1.8 Sistematika Penelitian
Untuk memberikan gambaran yang jelas mengenai penelitian ini, maka sistematika penulisan penelitian ini secara garis besar adalah sebagai berikut:
BAB I : PENDAHULUAN
Bab ini memberikan penjelasan mengenai gambaran umum objek penelitian, latar belakang penelitian yang mengangat fenomena menjadi isu penting sehingga layak untuk diteliti disertai dengan argumentasi teoritis yang ada, perumusan masalah yang didasarkan pada latar belakang penelitian, tujuan penelitian dan manfaat penelitian secara
15
teoritis dan praktis. Bab ini di akhiri dengan sistematika tugas akhir yang menjelaskan secara ringkas isi masing-masing bab.
BAB II : TINJAUAN PUSTAKA DAN LINGKUP PENELITIAN
Bab ini merupakan bagian yang berisi tentang teori-teori yang berkaitan dengan penelitian dan mendukung solusi permasalahan, serta kerangka pemikiran
dan hipotesis penelitian sebagai dugaan sementara atas masalah penelitian dan pedoman untuk pengujian data.
BAB III : METODE PENELITIAN
Bab ini berisi uraian mengenai karakteristik penelitian, alat pengumpulan data, tahapan pelaksanaan penelitian, populasi dan sampel, pengumpulan data dan
sumber data, teknis analisis data serta pengujian hipotesis.

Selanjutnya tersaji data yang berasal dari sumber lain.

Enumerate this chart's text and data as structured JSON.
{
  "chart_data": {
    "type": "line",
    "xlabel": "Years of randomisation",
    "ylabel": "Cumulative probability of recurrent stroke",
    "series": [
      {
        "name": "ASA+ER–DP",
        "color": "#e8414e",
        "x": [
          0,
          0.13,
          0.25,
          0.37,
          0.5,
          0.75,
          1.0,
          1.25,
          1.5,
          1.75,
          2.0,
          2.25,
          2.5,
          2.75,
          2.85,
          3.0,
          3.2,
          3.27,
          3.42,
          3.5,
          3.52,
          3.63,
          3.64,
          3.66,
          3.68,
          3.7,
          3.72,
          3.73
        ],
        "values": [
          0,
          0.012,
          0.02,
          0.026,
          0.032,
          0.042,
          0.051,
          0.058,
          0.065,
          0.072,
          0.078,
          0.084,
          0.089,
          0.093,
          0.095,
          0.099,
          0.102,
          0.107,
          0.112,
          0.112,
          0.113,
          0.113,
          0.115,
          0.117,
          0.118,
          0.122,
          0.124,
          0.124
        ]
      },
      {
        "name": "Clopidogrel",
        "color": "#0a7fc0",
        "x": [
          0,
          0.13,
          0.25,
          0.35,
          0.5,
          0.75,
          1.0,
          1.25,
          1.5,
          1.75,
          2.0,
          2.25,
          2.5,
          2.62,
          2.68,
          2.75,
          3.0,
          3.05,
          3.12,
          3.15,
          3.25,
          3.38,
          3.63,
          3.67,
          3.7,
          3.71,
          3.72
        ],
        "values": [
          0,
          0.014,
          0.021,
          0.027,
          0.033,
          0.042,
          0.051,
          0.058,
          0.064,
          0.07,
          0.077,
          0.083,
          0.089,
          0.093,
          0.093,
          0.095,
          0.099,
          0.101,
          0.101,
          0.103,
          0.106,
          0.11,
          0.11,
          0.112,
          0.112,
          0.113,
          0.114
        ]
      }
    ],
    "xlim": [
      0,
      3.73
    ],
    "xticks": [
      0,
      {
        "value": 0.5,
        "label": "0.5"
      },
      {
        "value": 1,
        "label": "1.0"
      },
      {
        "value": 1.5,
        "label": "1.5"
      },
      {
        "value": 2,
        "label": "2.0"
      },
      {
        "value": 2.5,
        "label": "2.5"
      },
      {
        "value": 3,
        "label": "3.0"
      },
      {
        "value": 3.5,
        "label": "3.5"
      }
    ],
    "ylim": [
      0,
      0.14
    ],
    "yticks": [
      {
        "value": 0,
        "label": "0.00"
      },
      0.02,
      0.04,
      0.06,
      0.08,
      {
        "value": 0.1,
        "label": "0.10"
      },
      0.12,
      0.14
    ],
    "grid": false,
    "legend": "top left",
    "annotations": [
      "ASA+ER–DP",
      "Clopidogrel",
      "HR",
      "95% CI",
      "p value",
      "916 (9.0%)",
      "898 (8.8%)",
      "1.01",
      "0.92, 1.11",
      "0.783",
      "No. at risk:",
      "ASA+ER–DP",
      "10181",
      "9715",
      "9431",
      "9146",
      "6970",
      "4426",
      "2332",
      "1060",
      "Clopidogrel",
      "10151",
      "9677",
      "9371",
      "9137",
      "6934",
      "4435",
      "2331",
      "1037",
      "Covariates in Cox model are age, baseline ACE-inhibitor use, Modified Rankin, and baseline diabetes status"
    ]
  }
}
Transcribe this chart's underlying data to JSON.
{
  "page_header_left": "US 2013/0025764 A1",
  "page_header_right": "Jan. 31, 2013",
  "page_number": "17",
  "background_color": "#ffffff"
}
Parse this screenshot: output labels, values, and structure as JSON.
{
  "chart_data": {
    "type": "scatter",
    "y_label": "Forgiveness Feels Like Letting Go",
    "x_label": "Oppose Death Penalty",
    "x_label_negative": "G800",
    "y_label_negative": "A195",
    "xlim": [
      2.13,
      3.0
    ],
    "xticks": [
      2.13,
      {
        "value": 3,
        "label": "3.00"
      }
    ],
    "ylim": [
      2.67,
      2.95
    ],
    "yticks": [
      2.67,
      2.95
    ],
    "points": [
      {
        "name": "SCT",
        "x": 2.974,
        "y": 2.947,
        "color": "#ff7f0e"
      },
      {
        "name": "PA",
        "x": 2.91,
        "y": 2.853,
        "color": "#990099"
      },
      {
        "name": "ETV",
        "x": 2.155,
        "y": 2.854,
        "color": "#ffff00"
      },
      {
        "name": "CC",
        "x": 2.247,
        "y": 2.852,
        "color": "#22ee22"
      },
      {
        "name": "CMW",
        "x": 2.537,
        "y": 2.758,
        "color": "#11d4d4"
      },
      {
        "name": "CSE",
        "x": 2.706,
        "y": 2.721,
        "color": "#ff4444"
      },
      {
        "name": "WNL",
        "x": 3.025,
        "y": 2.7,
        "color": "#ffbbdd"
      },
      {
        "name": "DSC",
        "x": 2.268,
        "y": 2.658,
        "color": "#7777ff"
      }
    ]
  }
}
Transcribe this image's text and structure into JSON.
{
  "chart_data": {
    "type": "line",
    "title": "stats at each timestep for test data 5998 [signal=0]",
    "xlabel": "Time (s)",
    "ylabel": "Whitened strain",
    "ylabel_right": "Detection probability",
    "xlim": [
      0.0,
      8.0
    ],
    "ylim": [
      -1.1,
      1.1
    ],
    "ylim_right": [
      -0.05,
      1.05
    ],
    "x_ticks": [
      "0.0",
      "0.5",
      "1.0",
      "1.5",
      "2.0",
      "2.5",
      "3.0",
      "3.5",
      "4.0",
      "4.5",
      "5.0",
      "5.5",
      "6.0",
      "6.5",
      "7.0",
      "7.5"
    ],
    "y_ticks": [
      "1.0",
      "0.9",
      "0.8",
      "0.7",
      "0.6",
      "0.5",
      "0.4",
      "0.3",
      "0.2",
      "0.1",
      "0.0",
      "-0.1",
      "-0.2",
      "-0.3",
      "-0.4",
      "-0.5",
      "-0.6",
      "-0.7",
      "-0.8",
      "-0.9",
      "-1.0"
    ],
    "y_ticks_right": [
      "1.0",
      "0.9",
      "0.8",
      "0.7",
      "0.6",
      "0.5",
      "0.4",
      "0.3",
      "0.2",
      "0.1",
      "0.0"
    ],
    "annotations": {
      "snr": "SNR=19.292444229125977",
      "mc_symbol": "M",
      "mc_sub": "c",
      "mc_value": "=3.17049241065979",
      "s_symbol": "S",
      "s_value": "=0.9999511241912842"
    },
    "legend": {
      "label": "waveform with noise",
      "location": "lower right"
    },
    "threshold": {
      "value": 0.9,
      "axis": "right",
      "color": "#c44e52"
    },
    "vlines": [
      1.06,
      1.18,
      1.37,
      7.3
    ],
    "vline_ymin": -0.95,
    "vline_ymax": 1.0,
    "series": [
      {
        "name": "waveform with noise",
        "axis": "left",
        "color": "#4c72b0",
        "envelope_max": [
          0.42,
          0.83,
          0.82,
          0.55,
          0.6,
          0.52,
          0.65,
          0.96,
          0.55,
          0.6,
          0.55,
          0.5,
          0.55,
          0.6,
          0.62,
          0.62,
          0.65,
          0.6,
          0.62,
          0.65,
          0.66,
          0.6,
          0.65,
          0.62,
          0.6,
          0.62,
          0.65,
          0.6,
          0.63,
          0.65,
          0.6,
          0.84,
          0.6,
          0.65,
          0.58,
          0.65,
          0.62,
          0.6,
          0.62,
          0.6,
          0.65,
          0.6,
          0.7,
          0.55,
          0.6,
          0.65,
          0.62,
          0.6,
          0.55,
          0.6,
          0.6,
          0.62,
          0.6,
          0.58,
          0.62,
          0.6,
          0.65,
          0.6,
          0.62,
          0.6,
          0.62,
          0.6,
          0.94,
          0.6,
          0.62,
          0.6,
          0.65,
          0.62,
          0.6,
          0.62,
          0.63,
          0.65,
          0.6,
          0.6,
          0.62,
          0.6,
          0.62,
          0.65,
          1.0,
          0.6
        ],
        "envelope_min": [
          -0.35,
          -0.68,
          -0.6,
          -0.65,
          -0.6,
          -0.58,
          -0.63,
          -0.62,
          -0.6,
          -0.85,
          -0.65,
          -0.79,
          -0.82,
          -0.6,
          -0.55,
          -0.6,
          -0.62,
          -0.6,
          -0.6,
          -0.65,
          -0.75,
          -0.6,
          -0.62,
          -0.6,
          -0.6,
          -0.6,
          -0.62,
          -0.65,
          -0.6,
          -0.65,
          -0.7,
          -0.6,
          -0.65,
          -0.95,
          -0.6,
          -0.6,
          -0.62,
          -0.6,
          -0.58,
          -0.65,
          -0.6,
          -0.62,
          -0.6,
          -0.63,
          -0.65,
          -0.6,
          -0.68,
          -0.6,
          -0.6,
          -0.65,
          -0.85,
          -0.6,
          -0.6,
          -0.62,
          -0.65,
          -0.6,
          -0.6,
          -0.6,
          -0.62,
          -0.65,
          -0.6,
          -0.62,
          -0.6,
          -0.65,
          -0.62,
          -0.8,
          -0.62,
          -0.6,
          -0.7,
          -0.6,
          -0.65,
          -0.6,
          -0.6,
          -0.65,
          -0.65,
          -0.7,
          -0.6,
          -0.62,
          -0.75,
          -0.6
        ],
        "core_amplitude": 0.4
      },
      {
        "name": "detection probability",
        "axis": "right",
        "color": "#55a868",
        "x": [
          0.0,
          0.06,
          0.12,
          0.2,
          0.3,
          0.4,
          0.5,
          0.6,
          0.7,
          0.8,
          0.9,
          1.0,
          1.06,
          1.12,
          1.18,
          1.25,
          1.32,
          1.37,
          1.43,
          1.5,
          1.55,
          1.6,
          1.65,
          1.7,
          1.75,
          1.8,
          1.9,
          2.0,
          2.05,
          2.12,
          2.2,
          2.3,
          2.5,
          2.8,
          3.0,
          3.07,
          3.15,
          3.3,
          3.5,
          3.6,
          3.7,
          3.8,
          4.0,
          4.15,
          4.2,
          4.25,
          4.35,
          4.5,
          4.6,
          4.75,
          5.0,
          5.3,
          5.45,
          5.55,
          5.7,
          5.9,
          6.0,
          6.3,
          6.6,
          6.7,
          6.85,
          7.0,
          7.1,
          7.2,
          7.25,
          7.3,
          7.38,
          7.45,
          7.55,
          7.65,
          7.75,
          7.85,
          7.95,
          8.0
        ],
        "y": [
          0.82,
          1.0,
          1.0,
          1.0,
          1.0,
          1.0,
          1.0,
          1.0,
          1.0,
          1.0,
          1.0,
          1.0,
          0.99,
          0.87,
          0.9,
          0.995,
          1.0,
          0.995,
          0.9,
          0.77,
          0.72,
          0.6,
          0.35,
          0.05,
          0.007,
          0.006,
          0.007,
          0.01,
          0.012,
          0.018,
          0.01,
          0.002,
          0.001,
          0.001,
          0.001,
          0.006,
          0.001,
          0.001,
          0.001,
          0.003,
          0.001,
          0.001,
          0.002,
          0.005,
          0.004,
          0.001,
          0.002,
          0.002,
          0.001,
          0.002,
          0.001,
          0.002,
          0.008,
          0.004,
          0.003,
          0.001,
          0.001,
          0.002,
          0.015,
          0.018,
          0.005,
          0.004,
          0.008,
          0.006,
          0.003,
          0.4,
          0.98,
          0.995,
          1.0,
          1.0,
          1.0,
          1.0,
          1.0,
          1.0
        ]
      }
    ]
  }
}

BAB IV: HASIL PENELITIAN DAN PEMBAHASAN
Bab ini berisi tentang hasil penelitian dan pembahasan dari hasil penelitian, mencakup analisis responden terhadap variabel penelitian, analisis statistik serta analisis pengaruh variabel.
BAB V : KESIMPULAN DAN SARAN
Bab ini merupakan bagian yang berisi kesimpulan dari hasil penelitian serta saran peneliti baik dari segi aspek teoritis maupun praktis.